Western criticism labelled “overproduction” is in fact starting a new trade war as part of a comprehensive containment of China and its perceived threats.
When one side starts a war, whether military or trade, the other side typically blames the other side for starting it.
Hence the latest attack from US Ambassador to Japan Rahm Emanuel, who, in an interview with Bloomberg, argued that China is exporting its economic problems to the world and that the US is increasingly determined to help its allies stop China from dumping cheap products on them.
By the rest of the world he presumably means the United States and the European Union. Most people think the world is much larger than that.
The real “rest of the world” doesn’t necessarily feel the same way as Emmanuel. Samaira Zubair, chief executive of the Africa Finance Corporation, said last month that China should look to Africa to diversify its supply chains and counter its claims of overcapacity to the West.
He said that as a global leader in renewable energy, China should relocate much of its green industry supply chain to the African continent.
“Our hope is that China will look at Africa as a way to diversify their supply chains because Africa has the minerals and metals to support this,” he said. “Africa also has renewable energy sources, so the processing of these materials should have been done here.”
China has already shifted the majority of its exports from developed markets to countries in the Southern Hemisphere and relocated production to developing countries, including in Africa, in recent years, according to state-run CGTN news agency.
Emanuel’s views, of course, are in line with criticism from other U.S. officials, such as Treasury Secretary Janet Yellen, who says China cannot get out of its problems by overproducing and dumping heavily subsidized products overseas.
Another version of the same criticism was voiced by prominent columnist and Nobel Prize-winning economist Paul Krugman, who told Bloomberg that Beijing has been “unusually unwilling” to boost government spending to shore up consumer demand rather than expand production.
Beijing doesn’t think so: China is only reacting to Western hostility, and not just in trade or economics.

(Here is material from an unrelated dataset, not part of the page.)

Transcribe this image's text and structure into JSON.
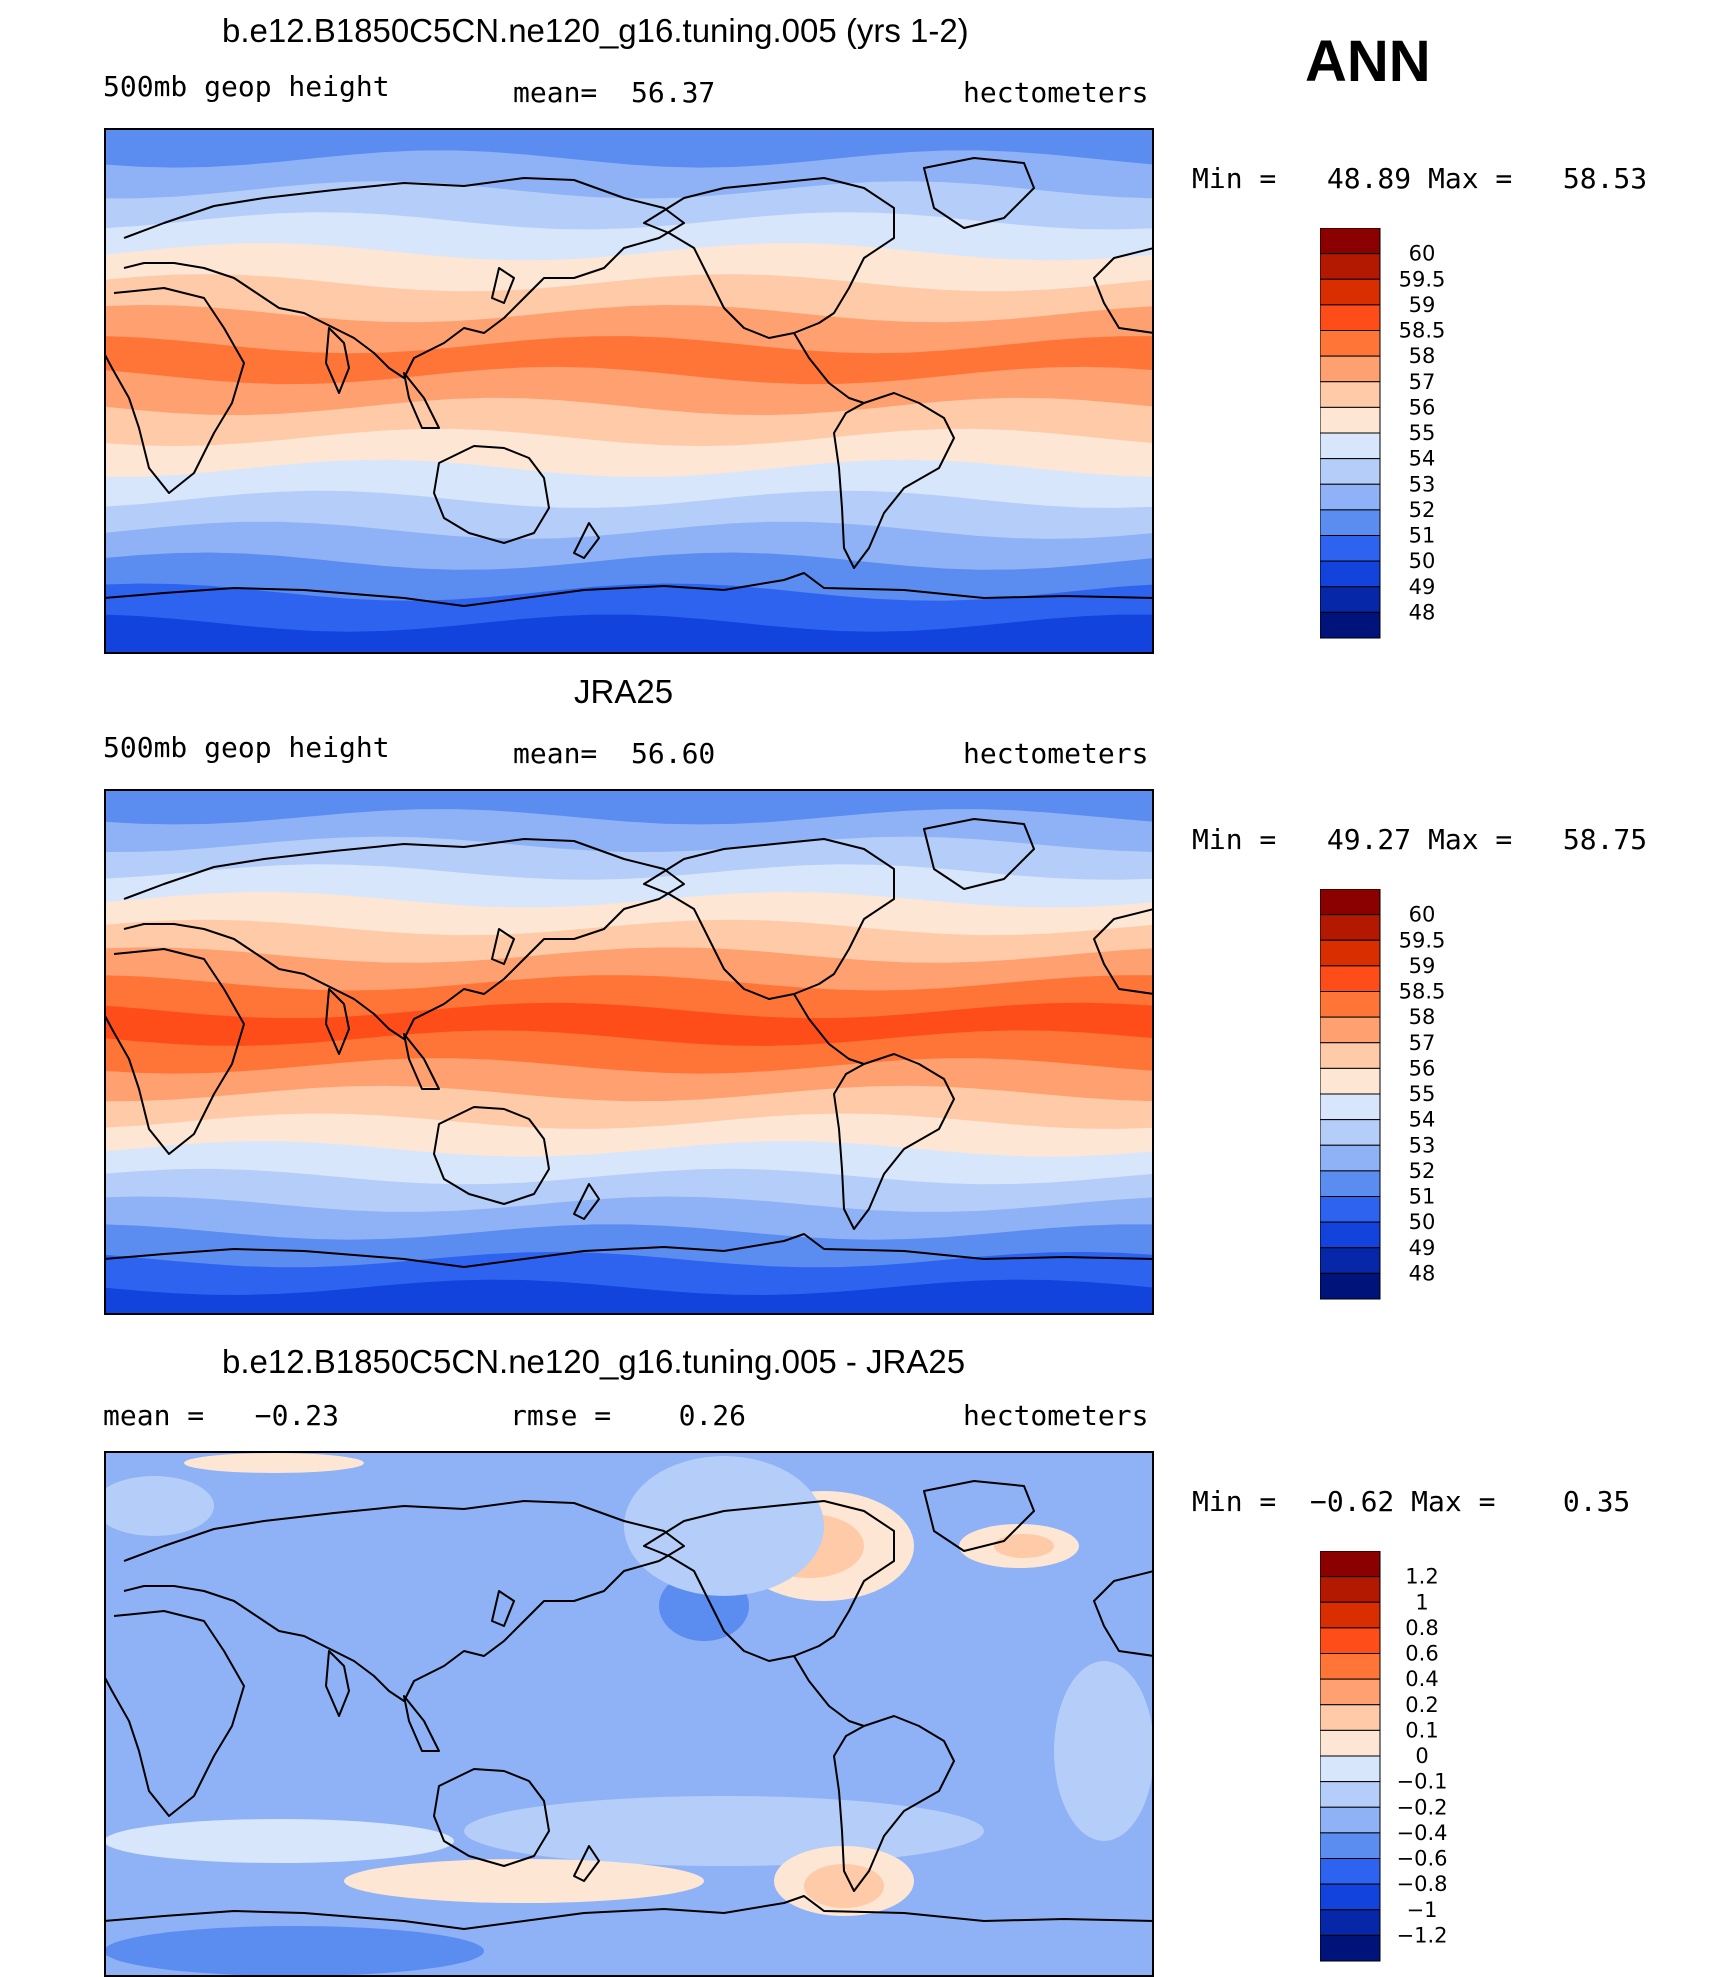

Given the readiness of Washington, and increasingly Brussels, to deny China access to certain technologies, markets, and financial channels, China needs to develop its own domestic high-tech capabilities and establish a reliable global supply chain for its own products and services.
This is especially important for the green industries, a priority that, under government guidance, has achieved global dominance in solar cells and panels, electric vehicles and lithium-ion batteries. Western complaints about these sectors are merely venting frustration because their own industries have lagged far behind due to lack of investment. Only now is the United States catching up.

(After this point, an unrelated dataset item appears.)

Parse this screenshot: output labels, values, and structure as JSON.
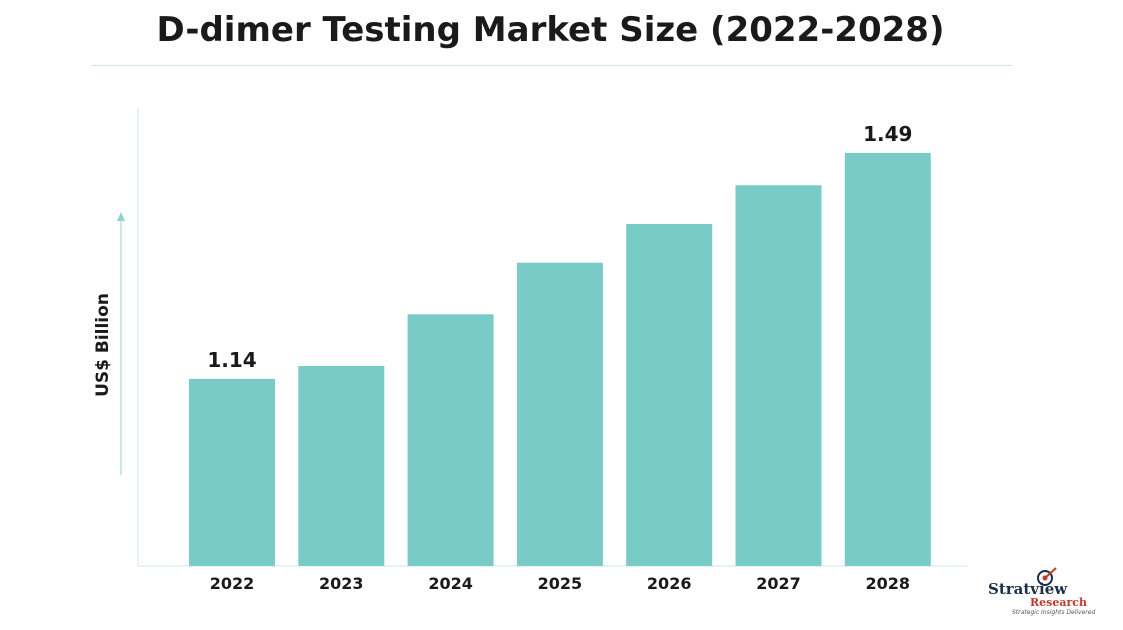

Other rapidly developing areas include China’s high-speed rail system and its domestically produced C919 commercial jetliner.
Measured by GDP, Beijing’s efforts to support emerging technologies and advanced manufacturing rival its defense spending.
This is an integral part of the Chinese aggressive state that has achieved clear technological advances and successes – and which, of course, the West wants to undermine.
Which one is right? Well, choose for yourself.